🤖 AI Summary
Multi-objective neural architecture search (NAS) suffers from high computational overhead in Pareto dominance evaluation and expensive crowding distance computation. This paper proposes a lightweight Siamese-network-based surrogate model that innovatively predicts pairwise architectural dominance directly—bypassing costly ground-truth evaluations and conventional crowding distance calculations. It further incorporates a model-size heuristic to efficiently maintain population diversity and supports multi-task co-optimization as well as Sets of Pareto Sets (SOS) generation. Evaluated on NAS-Bench-201, the method completes search in just 0.01 GPU-days, yielding the optimal architecture on CIFAR-10 and a near-optimal one on ImageNet-16-120. Dominance prediction accuracy reaches 92%, substantially reducing computational cost while significantly improving the efficiency of multi-objective NAS.
📝 Abstract
Modern neural architecture search (NAS) is inherently multi-objective, balancing trade-offs such as accuracy, parameter count, and computational cost. This complexity makes NAS computationally expensive and nearly impossible to solve without efficient approximations. To address this, we propose a novel surrogate modelling approach that leverages an ensemble of Siamese network blocks to predict dominance relationships between candidate architectures. Lightweight and easy to train, the surrogate achieves 92% accuracy and replaces the crowding distance calculation in the survivor selection strategy with a heuristic rule based on model size. Integrated into a framework termed SiamNAS, this design eliminates costly evaluations during the search process. Experiments on NAS-Bench-201 demonstrate the framework's ability to identify Pareto-optimal solutions with significantly reduced computational costs.
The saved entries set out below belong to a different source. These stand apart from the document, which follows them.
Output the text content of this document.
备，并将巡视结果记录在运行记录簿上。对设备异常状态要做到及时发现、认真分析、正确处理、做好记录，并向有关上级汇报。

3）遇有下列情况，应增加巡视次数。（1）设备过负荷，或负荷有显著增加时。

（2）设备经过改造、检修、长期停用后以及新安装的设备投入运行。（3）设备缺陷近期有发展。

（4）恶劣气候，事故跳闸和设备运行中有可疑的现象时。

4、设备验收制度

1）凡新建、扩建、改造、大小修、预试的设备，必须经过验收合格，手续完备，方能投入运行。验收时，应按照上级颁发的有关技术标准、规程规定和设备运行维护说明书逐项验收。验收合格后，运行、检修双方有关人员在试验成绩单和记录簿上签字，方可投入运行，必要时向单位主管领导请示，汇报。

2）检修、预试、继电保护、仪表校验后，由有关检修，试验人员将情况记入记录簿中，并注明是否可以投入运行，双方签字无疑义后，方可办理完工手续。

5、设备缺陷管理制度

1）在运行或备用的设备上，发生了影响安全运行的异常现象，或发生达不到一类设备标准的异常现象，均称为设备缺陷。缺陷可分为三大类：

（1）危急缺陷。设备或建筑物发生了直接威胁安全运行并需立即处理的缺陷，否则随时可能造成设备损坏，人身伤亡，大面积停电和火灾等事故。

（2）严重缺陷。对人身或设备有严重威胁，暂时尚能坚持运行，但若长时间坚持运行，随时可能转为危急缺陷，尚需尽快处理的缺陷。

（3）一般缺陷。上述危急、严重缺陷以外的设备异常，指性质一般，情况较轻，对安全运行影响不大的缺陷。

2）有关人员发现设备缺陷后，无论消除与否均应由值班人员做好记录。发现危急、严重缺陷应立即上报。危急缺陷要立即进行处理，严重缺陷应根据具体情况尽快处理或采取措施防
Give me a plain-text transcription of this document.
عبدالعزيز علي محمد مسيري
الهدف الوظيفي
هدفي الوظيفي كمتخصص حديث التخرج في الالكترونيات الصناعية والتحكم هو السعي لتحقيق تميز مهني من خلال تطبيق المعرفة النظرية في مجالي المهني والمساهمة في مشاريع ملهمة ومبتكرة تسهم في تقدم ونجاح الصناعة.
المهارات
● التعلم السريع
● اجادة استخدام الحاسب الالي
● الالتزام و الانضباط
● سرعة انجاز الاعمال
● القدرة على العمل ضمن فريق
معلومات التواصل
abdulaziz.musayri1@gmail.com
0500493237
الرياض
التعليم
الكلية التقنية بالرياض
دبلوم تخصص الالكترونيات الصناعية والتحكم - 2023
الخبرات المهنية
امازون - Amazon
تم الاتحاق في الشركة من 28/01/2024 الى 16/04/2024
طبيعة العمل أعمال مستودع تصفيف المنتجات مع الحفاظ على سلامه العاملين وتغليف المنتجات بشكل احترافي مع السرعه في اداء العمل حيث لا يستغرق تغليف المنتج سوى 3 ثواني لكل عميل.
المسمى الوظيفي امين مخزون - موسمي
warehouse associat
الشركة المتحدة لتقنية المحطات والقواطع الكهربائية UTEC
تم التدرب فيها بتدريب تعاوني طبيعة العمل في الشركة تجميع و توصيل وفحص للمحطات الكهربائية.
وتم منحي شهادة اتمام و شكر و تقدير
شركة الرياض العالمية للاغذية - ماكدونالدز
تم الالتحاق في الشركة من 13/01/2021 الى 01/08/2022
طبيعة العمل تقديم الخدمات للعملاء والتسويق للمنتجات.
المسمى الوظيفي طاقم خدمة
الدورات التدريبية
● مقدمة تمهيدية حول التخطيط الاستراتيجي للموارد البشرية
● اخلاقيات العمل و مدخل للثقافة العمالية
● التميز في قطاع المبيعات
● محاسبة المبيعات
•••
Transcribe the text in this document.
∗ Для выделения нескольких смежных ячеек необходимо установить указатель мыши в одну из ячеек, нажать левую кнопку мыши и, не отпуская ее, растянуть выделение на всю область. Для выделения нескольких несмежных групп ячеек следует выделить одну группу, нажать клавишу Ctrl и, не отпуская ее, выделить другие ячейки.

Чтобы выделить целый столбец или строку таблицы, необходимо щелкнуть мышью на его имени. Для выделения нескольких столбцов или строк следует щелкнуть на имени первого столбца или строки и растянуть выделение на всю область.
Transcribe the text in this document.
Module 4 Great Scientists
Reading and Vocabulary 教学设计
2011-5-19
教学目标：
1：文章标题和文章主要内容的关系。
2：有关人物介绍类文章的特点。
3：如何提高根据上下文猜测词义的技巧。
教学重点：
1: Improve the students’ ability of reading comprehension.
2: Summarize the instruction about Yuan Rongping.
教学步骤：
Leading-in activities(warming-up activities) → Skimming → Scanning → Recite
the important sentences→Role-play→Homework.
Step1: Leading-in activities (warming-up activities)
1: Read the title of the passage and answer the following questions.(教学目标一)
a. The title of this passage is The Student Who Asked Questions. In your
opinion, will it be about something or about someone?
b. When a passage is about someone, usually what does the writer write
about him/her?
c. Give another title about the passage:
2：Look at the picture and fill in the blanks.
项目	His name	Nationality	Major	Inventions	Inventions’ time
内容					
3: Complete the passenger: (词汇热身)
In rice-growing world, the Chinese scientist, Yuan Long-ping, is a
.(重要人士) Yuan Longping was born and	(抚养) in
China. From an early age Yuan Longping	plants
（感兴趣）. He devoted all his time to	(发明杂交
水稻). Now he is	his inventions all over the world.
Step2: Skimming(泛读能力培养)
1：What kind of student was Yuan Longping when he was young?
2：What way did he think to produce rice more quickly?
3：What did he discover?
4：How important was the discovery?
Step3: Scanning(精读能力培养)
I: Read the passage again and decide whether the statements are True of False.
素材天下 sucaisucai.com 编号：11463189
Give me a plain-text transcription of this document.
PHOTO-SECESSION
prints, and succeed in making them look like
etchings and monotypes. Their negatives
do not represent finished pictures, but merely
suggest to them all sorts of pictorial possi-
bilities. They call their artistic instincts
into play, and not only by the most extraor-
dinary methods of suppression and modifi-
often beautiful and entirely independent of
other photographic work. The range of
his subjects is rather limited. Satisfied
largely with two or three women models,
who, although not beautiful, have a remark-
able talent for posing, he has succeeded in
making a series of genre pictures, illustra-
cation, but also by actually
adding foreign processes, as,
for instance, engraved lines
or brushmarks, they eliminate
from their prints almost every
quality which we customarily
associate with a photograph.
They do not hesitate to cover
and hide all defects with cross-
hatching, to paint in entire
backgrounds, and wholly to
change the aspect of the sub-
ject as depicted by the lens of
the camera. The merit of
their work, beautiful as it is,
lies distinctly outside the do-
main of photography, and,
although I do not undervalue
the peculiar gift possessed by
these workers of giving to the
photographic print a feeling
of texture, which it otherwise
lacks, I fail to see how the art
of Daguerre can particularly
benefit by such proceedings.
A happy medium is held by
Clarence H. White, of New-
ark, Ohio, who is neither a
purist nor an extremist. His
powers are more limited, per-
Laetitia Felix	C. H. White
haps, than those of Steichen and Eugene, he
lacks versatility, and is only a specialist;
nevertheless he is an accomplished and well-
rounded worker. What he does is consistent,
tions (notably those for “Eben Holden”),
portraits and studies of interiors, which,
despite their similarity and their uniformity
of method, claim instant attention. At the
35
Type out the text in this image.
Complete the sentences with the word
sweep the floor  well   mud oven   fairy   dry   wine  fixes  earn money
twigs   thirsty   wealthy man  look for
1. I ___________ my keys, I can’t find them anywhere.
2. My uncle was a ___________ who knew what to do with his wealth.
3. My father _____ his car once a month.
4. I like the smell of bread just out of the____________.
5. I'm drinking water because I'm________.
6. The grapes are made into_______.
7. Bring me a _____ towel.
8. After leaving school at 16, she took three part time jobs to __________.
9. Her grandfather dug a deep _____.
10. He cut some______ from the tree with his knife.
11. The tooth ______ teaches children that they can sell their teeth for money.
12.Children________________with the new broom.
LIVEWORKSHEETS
The proposed SiamNAS identified a final non-dominated set containing the best architecture in NAS-Bench-201 for CIFAR-10 and the second-best for ImageNet, in terms of test error rate, within 0.01 GPU days. This proof-of-concept study highlights the potential of the proposed Siamese network surrogate model to generalise to multi-tasking optimisation, enabling simultaneous optimisation across tasks. Additionally, it offers opportunities to extend the approach for generating Sets of Pareto Sets (SOS), providing diverse Pareto-optimal solutions for heterogeneous task settings.